Key Words: Strep A, Lymphedema, Cellulitis, Bacteremia, Septicemia, Cutaneous lympatics, immunocompromised, St. Anthony's Fire, Staph aureus, Strep G, Penicillin, Probenecid, Dicloxacillin, Erythromycin, Keflex, Augmentin, Necrosis, Gangrene, Thrombophebitis, Bacterial endocarditis, Soft tissue infections
Erysipelas (also called St. Anthony's Fire)is a superficial bacterial skin infection skin generally caused by (Strep A bacteria or Strep B bacteria. It can spread with alarming rapidity as it invades the cutaneous lymphatics.
While some classify it as a "form of cellulitis," it actually can be differentiated by the clear lines of demarcation of the infection. Symptoms include marked lines of infection, fever, pain, an overall achy feeling and swollen lymph nodes. Most cases involve the legs, and the second largest number of cases involve the face. However a delay in treatment can result in deeper cellulitis or lymphangitis.
Like any type of infection a lymphedema patient experiences, antibiotic treatment needs to start immediately so as to prevent septicemia or bacteremia. As with any infection erysipelas present a serious threat due to the immunocompromised state of the lymphedemous limb and because possible fibrosis handicaps effective antibiotic therapy. Also, in lymphedema patients Staph aureus (not Strep A) has been implicated as the infective bacteria.
While very similar and often confused with actual cellulitis it can be differentiated by the raised borders and advancing edges. The most commonly affected body areas are the legs, followed by the face.
There are a number of factors that might predispose one to erysipelas. The primary cause of course is a break, cut or entry foci in the skin and subsequent infection usually by a Strep A bacterium. Susceptibility factors include edema, lymphedema, venous insufficiency, venous stasis, dermatosis, diabetes, HIV infection, and other immunocompromising medical conditions.

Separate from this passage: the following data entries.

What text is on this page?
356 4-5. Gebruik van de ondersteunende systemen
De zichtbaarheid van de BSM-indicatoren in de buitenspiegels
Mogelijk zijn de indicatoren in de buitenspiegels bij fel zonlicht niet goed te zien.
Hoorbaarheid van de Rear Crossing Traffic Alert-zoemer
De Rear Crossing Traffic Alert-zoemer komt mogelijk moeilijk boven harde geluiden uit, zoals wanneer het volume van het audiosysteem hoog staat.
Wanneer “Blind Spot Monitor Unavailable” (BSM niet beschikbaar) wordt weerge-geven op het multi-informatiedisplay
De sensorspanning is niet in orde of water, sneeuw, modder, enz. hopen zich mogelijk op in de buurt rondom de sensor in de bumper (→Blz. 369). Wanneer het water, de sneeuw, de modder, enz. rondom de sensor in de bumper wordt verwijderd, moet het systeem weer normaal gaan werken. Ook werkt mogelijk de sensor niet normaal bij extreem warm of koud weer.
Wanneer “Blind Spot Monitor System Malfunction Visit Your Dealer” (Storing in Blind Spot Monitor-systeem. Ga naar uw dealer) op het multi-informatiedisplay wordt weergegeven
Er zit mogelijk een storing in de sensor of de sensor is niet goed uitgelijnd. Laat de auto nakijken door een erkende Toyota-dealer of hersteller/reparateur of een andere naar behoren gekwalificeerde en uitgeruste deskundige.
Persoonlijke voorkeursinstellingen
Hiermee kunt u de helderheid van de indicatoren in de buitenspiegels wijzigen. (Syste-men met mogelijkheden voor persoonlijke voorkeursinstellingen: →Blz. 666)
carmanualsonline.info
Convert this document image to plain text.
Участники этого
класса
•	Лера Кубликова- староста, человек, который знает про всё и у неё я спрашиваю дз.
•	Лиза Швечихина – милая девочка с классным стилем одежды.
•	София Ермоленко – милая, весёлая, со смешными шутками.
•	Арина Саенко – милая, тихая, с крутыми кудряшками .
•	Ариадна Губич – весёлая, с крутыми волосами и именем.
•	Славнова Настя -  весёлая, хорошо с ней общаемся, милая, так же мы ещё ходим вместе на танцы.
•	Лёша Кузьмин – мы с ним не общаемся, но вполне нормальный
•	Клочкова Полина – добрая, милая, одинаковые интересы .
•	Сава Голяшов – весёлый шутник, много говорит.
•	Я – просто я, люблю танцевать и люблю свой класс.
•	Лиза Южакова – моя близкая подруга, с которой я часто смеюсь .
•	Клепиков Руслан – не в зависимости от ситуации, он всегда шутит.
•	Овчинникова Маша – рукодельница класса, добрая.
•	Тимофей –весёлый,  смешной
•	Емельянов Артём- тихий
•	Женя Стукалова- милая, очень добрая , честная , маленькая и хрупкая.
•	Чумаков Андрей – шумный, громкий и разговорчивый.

Transmission factors include port of entry through nasal cavity, insect bites, cut, incisions.
The infection may start out as a inconspicuous small red patch and spread rapidly to a painful fiery red plaque. The infection area will be warm or hot and quite tender. Over-all body symptoms might include feeling unusually drained of energy, achiness, chills, fever and malaise. There may also be blisters on the infected area and possible red streaking.
Treatment generally will involve the administration of an oral antibiotic. The infection responds well to penicillin based antibiotic. In addition Probenecid may be used as it increase the effectiveness of penicillins. For more resistant infections dicloxacillin may be used. Other antibiotics may include Nafcillin, Erythromycin, Keflex and Augmentin.
Depending upon the severity and spread IV antibiotic therapy may also be used for lymphedema patients. Also, limiting one's activity with limb elevation is standard protcol.
Blood cultures and/or wound cultures may be needed to determine the exact bacteria involved.
Complications may include bacteremia or septicemia, abscess, tissue necrosis (gangrene)in the most severe cases, thrombophlebitis, bacterial endorcarditis.
Prompt diagnosis and treatment will bring favorable results and in all but a very few patients recovery will be complete and without complications. At risk groups, including those with lymphedema may experience recurrent episodes.